RipeWalnutsOnTree

  • Sometime during the previous fall, haphazardly spread some fresh chicken manure under the trees.
  • Hold onto the perpetual farmer wish for a Goldilocks spring, with not too much and not too little rain.
  • Watch leaves emerge in March and flowers emerge in April. Ponder that you grew up with these trees, yet never noticed until now what the delicate green flowers looked like.
  • Cross your fingers when a frost on May 11th nips the outside leaves of the tree, but seems to leave the tiny emerging fruit in tact.
  • YoungWalnutsWatch the fruit swell.

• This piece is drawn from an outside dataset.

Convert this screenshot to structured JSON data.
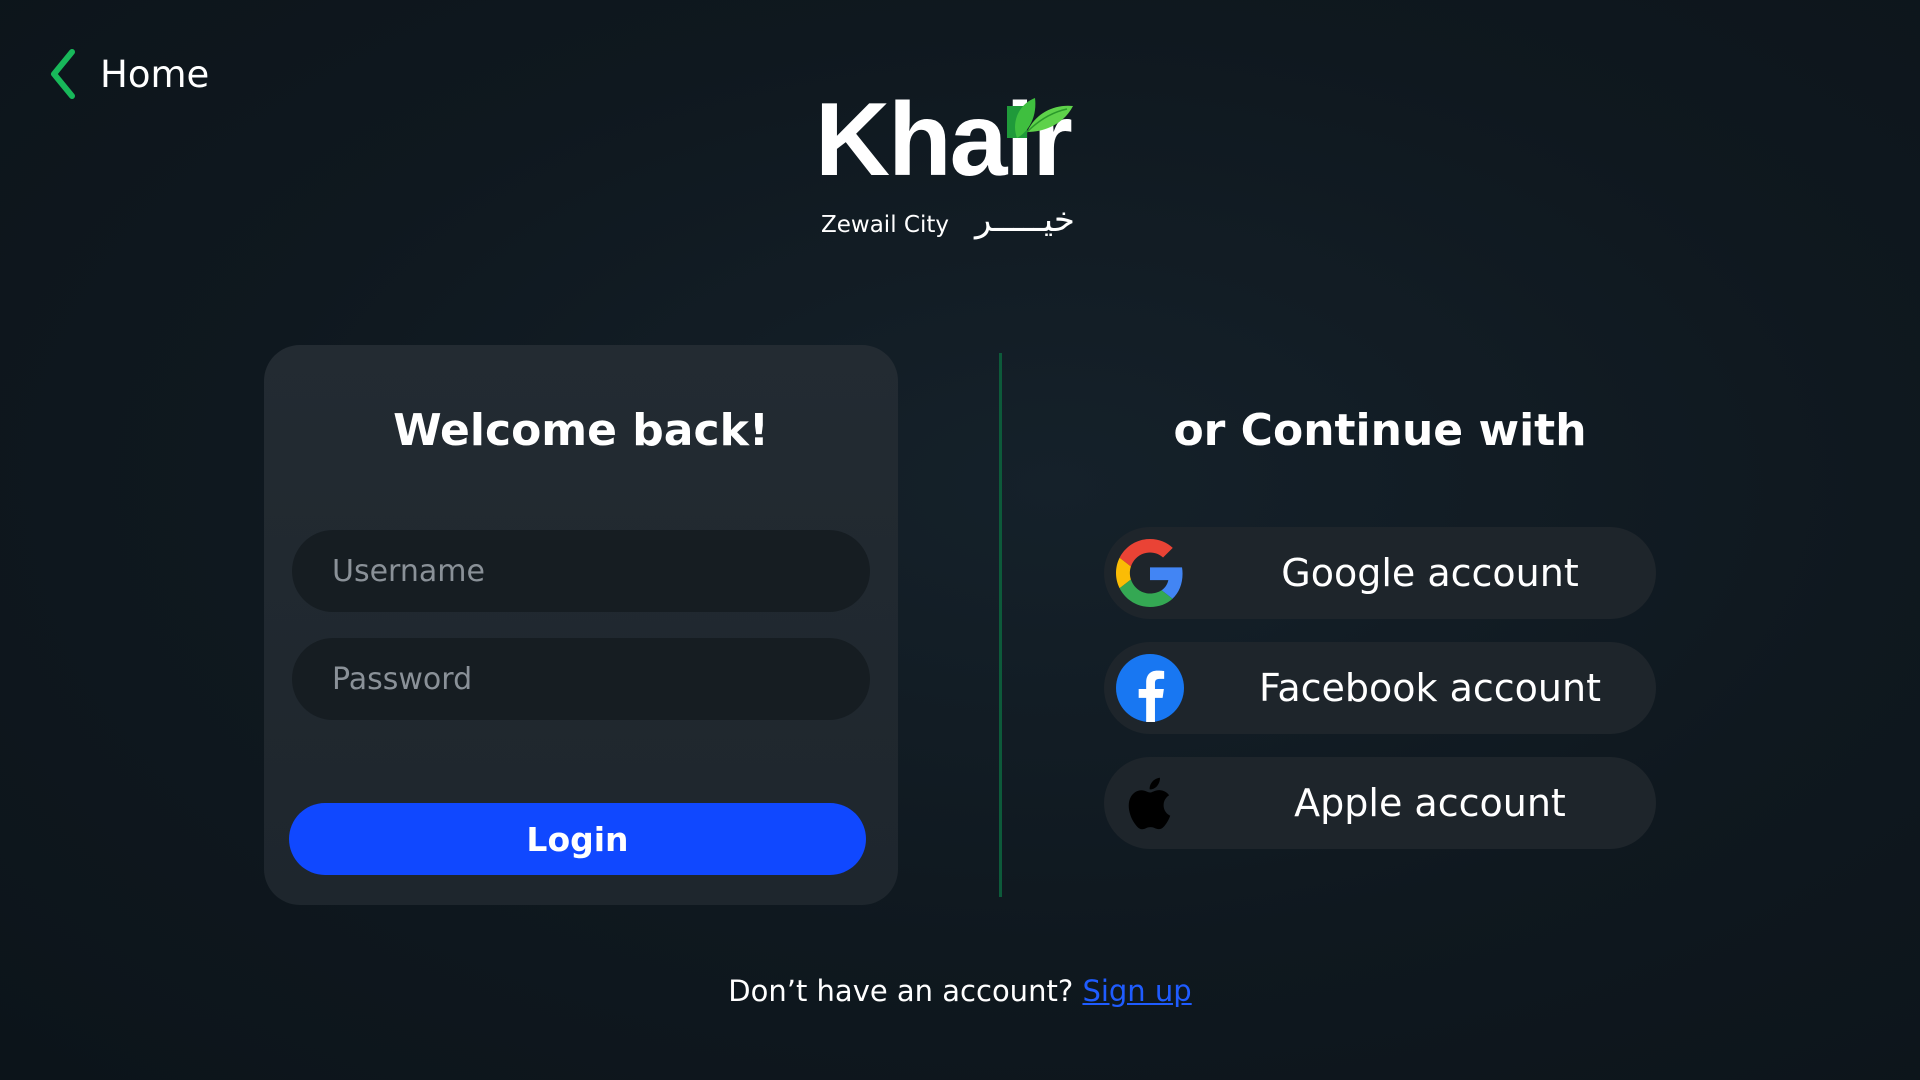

Be happy at the lack of rain in the summer, which keeps the hulls from getting funky and sticking to the nuts.
  • Hope that your sad-full of hard water deposits-near the end of a long run-torqued by tree roots-irrigation system delivers enough water to the trees during a long hot dry summer, when no rain falls from mid July to early October.
  • Notice in September that some of the thick green hulls are starting to split open.
  • Notice after a breezy day that there are some walnuts on the ground.

FallenWalnuts

  • Notice after a big rain and a particularly windy day that A LOT of walnuts are on the ground.
  • Pick a perfect day in October, when the sun is shining, the air is crisp, and the leaves are starting to fall from a recent frost.
  • Find a bucket. Dump out the potting soil into another container; yes, the soil in which you were going to plant seedlings for your now nonexistent fall garden; scrub out bucket and drip dry.
  • Convince your old, blind in one eye, mostly deaf, bad back hips dog to walk down the long driveway to the walnut tree.

LokiWalnuts

  • Plop down on the ground in the fallen leaves. Enjoy the sharp tannic smell so distinctive of walnuts, that reminds you viscerally of picking walnuts where you grew up in northern California.
  • Reach around in a circle, picking up all nuts within your reach, and toss them into the bucket, only missing occasionally. Remove the hulls still intact on the nuts, staining fingers. Scooch your butt to a new place. Repeat.
  • Listen to Charlie the turkey gobble in the distance. Listen to the sheep and goats munching on your now frosted out garden. Wonder about how basil that has gone to seed might make a sheep’s breath smell.

WalnutHaul

  • Lie in the grass and leaves and take pictures of the dog, sleeping in the sun amongst the fallen nuts. Reach under dog to retrieve nuts he’s lying on, while he groans and hopes you will rub his belly. Rub the dogs belly.
  • Celebrate, like a manic hoarding squirrel, your walnut haul, knowing that you will shell walnuts in front of the wood stove, throwing the shells into the fire, on some cold winter night, and eat the nut meats (preserved in the freezer to prevent them from going rancid) until next fall, in all manner of muffins, pancakes, quick breads, granola and pesto.
  • Remember, once again, why fall is your favorite time of year.

Miles Away Farm Blog © 2012, where we’re eternally grateful to the original owners of this piece of ground, for planting two English walnut trees some time around 1997, so that we could have days like this. But we’re also grateful that they only planted two trees, as we now have about 15 gallons of nuts to shell.